What we are seeing today is that inflation has eroded every class of income earnings – as everything – excluding any sector has been affected. This dismal situation renders pensioners more hopeless, and very much the same thing can be said for those who are still in service.

The NBS report also highlights that on a month-on-month basis, core inflation, which excludes the prices of volatile agricultural produce, accelerated for seventh straight month to 17.8 percent in October 2022.

It is of note that the majority of the affected commodities have direct correlation with the majority of the Nigerian consumers, mostly the low-income earners.

Today, at the global level, we have seen that the invasion of Ukraine by Russia has caught Nigeria unprepared causing pain for hundreds of millions of people globally.

This is particularly in Africa, where people think that they have no stake in the war. While sanctions are imposed on Russia by the international community to strangle its economy, however, the nations imposing the sanctions are also at the risk of paying the price for their actions.

The unfortunate aspect of the whole issue is that instead of the Nigerian government declaring a state of emergency in sectors critical to the masses, it is more interested in who becomes the president come 2023.

We know that the contemporary world is experiencing what experts call the “globalisation of inflation.” According to the International Labour Organisation (ILO), inflation has more than doubled between March 2021 and March 2022.

According to the Financial Times global inflation tracker, Nigeria’s inflation steadily rose while the GDP slowly dropped between April 2021 and April 2022. However, how the Nigerian consumers are coping is still a phenomenon to be studied.

In the last five years, we read that official inflation has increased cumulatively by about 93.88 percent. Regrettably, personal income of individuals and households shows that inflation is much higher than the official figures displayed in Nigeria.

In spite of global economic inflation, the minimum wage in Nigeria remains at N30,000/month. Nigerians, we were told, “survive because they adapt.” Adapt to poverty or inflation? Not sure!, according to MA Johnson, a columnist in BusinessDay.

To solve these problems, we need to have Nigerians in elected and appointed offices at the state and federal levels who are sincere and committed to the people, and who understand how the world works.

With the 2023 election around the corner, we think this is an opportunity to remind those interested in providing leadership that the reduction in the general rise in the prices of goods and services and reviewing workers’ salaries should be on the front burner.

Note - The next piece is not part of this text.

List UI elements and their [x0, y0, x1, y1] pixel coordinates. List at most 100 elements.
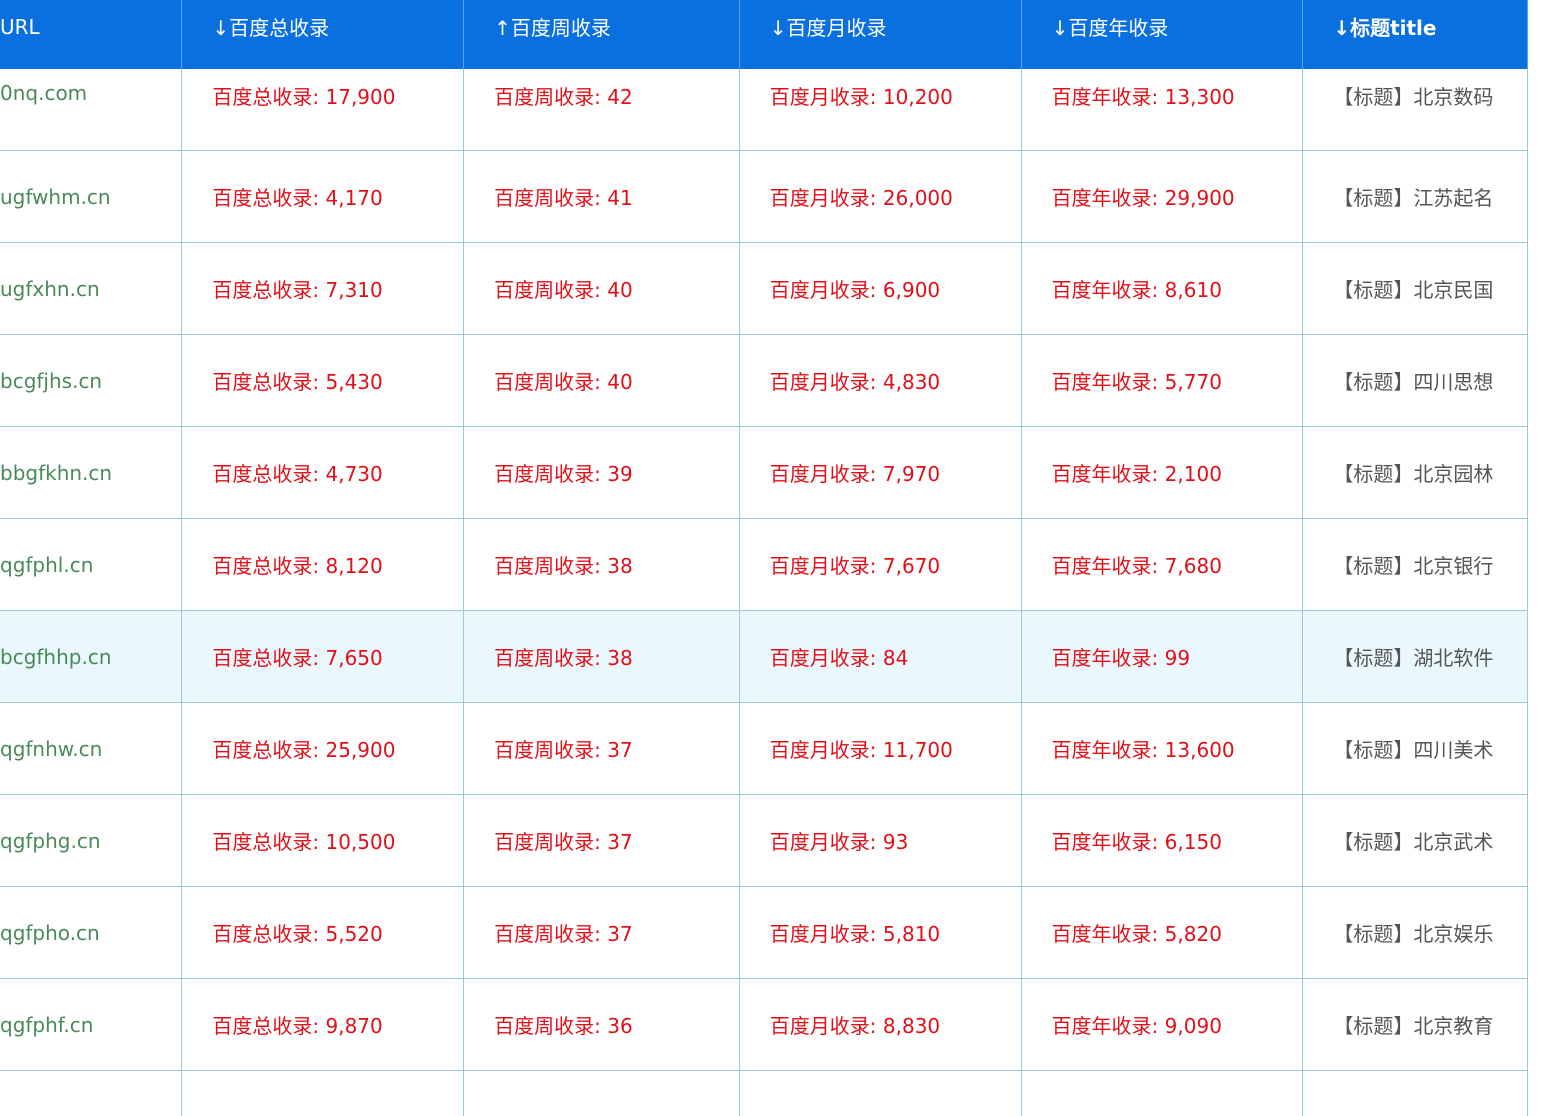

We are of the view that the 2023 election will not worsen the nation’s economic situation but will provide leaders with the capacity to turn around the economy positively, and at the state level, we look forward to governors who are accessible to the people.

Such accessibility must have a functional purpose. Specifically, the purpose is to ensure that Nigerian workers and pensioners are not at the receiving end of the biting pangs of inflation. Rather, their respective incomes must always be ahead of this scourge, which goes by inflation.